Déja, parce que, je ne vois pas comment le dire de façon plus élégante, mais ça fouette sa mère,  (bah si, soyons honnêtes). Mais surtout parce que chaque moment, plus ou moins long passé à proximité de son voisin de fortune ("intimité" est un doux euphémisme), prend souvent des allures de concours de gueules aigries, de "ho ça va tu te pousses" et de "nous vous signalons la présence de pickpocket dans votre voiture" (vécu, hier). Tout n poème.

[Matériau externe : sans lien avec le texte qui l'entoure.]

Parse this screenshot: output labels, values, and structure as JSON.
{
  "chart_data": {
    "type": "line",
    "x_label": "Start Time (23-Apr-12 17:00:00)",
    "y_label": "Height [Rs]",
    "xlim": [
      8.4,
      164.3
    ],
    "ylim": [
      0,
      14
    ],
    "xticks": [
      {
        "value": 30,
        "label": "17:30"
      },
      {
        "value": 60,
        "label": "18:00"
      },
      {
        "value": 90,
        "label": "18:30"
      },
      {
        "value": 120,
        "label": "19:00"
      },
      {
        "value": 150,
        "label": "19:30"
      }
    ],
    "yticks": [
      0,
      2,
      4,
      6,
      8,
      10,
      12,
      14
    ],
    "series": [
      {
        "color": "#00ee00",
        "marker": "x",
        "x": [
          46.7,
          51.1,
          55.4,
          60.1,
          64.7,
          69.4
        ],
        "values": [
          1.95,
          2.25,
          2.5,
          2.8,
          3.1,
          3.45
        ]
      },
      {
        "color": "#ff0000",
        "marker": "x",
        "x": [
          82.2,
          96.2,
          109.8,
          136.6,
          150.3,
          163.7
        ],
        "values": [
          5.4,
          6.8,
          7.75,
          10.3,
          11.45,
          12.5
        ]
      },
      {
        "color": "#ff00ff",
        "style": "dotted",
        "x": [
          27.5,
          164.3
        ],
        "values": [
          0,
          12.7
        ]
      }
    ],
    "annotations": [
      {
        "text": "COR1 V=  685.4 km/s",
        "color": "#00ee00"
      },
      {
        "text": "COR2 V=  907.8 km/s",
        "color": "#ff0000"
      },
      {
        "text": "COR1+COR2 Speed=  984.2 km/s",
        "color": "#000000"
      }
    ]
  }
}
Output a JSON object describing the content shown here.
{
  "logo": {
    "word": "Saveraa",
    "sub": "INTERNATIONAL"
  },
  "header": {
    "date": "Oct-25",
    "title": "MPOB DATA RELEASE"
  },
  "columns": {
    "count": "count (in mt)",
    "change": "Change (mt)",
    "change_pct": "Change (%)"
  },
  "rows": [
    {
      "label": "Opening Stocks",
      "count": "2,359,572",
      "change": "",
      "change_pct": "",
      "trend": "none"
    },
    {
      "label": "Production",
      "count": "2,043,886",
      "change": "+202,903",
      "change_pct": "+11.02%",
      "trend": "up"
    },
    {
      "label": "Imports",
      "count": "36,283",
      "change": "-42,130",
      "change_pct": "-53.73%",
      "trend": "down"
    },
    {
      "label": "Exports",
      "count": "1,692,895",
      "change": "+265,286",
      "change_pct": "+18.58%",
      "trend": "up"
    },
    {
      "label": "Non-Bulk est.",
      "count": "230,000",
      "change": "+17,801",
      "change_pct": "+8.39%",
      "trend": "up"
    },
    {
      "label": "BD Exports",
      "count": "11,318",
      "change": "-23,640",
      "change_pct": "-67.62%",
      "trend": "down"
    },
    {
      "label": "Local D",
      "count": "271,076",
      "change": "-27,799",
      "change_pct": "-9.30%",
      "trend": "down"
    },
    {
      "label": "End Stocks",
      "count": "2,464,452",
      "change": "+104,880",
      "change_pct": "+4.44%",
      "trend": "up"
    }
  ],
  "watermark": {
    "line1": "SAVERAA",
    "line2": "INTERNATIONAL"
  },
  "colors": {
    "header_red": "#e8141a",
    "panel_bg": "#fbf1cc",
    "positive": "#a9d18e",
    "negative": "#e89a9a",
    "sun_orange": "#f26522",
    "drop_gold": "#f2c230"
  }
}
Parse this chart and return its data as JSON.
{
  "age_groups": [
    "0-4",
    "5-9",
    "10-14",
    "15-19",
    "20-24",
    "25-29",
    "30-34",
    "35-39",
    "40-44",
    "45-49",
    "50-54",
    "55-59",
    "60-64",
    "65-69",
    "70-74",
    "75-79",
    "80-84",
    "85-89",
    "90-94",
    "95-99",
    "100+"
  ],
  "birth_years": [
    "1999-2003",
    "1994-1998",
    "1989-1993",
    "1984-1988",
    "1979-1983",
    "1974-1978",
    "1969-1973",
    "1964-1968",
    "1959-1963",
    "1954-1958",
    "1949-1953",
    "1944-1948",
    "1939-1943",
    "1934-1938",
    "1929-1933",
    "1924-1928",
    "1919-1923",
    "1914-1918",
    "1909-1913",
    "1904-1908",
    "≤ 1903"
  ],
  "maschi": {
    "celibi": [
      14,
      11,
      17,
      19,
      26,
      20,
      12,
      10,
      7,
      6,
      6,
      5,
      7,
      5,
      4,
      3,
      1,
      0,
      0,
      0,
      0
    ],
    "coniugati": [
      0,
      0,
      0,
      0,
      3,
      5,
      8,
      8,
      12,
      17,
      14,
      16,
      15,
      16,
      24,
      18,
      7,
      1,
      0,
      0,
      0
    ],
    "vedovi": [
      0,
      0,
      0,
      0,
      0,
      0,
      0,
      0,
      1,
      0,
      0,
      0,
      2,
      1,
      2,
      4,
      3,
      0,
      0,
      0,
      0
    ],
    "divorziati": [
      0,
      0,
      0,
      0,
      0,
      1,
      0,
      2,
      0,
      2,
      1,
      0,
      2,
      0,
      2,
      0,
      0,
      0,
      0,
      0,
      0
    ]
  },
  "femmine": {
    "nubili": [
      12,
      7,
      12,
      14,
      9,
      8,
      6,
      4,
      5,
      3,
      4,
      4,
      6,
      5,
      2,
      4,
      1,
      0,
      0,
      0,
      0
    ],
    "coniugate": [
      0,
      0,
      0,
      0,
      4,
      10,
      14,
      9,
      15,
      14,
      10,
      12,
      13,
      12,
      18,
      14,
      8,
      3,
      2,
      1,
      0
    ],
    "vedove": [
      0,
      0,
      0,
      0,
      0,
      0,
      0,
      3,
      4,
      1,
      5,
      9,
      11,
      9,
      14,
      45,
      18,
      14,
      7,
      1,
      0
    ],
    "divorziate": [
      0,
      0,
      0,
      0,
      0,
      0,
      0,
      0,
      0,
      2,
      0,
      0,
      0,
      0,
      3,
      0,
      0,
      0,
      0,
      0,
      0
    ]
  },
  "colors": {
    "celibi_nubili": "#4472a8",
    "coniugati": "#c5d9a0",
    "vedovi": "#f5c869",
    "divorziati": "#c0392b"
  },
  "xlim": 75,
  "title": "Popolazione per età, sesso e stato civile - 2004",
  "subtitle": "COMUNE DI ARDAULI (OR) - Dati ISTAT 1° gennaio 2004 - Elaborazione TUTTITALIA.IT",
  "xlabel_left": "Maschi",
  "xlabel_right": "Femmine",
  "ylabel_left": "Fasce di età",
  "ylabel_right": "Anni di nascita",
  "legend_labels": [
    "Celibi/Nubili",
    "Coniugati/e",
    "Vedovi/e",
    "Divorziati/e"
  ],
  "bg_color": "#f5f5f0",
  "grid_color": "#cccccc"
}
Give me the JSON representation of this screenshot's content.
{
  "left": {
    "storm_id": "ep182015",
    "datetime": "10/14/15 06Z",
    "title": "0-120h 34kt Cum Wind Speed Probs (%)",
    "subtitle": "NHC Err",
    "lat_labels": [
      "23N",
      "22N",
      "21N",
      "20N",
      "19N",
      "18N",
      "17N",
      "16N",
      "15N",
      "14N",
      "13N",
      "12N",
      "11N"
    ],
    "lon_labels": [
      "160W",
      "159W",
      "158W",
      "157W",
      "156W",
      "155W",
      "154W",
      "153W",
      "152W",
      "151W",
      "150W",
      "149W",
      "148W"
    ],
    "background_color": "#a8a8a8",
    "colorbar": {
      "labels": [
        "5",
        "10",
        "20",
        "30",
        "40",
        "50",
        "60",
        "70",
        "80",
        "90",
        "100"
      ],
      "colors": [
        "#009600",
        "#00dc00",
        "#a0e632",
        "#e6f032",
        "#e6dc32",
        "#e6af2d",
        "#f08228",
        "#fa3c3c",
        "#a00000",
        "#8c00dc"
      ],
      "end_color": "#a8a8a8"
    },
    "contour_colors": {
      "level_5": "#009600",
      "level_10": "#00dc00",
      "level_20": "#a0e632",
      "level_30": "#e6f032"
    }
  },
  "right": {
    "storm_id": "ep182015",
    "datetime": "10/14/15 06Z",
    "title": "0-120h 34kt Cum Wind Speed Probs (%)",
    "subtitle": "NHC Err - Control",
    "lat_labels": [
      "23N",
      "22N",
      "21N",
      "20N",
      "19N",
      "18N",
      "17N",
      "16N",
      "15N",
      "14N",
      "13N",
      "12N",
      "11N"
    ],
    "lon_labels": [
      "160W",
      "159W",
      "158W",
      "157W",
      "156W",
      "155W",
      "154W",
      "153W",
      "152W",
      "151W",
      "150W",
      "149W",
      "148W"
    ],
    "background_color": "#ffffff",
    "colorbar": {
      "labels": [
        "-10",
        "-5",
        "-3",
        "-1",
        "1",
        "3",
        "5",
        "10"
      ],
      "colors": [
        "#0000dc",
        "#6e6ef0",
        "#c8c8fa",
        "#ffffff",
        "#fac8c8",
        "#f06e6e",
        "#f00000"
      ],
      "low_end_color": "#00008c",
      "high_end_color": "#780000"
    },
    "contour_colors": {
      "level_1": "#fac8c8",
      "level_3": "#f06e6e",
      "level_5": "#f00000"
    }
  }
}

Et bien voilà qu'une bloggueuse se met à saupoudrer tout ça de poésie justement. Et d'extraire chaque jour, un moment comme pris au hasard. Une rencontre avec voisin de strapontin qui finalement sourit et se prête au jeu. Ainsi chaque jour "l"inconnu du métro" (c'est le titre somme toute, bien trouvé, de ce blog...) se dessine sous les traits tant d'une mère de famille originaire des Comores que d'un lycéen du 16ème.
Le résultat est cosmopolite, la lecture rapide. Et finalement je suis un peu jalouse.

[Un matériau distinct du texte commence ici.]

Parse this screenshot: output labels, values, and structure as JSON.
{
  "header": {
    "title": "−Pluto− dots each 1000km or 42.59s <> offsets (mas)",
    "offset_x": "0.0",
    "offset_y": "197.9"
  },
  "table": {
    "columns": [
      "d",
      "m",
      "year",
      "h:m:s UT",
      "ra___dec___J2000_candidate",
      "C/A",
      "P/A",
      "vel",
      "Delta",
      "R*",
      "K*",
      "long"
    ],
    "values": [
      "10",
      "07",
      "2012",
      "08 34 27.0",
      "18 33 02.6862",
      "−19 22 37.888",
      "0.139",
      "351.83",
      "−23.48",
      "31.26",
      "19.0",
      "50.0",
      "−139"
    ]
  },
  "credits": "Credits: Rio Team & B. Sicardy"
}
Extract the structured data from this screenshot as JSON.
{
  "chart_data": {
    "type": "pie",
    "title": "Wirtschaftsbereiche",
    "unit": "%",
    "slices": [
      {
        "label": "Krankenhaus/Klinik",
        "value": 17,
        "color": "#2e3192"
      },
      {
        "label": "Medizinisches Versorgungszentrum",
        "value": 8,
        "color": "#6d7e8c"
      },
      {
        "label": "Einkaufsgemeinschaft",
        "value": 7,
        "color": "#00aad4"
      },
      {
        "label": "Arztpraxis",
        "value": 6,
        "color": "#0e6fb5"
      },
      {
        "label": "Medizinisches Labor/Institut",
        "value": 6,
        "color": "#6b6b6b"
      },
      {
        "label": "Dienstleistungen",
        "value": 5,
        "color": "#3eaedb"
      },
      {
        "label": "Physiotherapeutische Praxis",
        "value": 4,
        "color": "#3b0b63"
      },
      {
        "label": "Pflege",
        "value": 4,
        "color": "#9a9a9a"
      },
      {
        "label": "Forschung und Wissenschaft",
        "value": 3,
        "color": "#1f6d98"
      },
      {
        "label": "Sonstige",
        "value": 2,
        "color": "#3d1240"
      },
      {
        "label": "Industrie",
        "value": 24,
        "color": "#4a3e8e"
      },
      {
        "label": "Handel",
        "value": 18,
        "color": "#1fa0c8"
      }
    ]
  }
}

Mon passe-temps favori étant de m'assoir a une table de café et d'observer la faune alentour (n'y voyez aucune moquerie, j'aime observer les différences, les démarches, j'invente des histoires aux gens.... je dirais même que je ne m'en lasse pas).
j'avais eu envie de prendre un jour en photos ces sacrées "geules" qu'on peut voir de façon éphémère dans le métro. De me composer un patchwork de couleurs et de différences. Mais n'ayant qu'un appareil photo encombrant (pas d'Iphone, on en a deja discuté, merci) et une crainte donc d'effrayer ma cible... j'ai assez vite laissé tomber. Je m'en mords un peu les métacarpes. Sachez-le.

Bref à voir aujourd'hui ces clichés j'ai envie de dire à cette inconnue de blog des inconnus un grand "dans mes bras ma chérie, tu as tout compris!".

Le métro prend toute suite une autre dimension. Il y a toujours des pickpockets, il y a aussi des gens biens.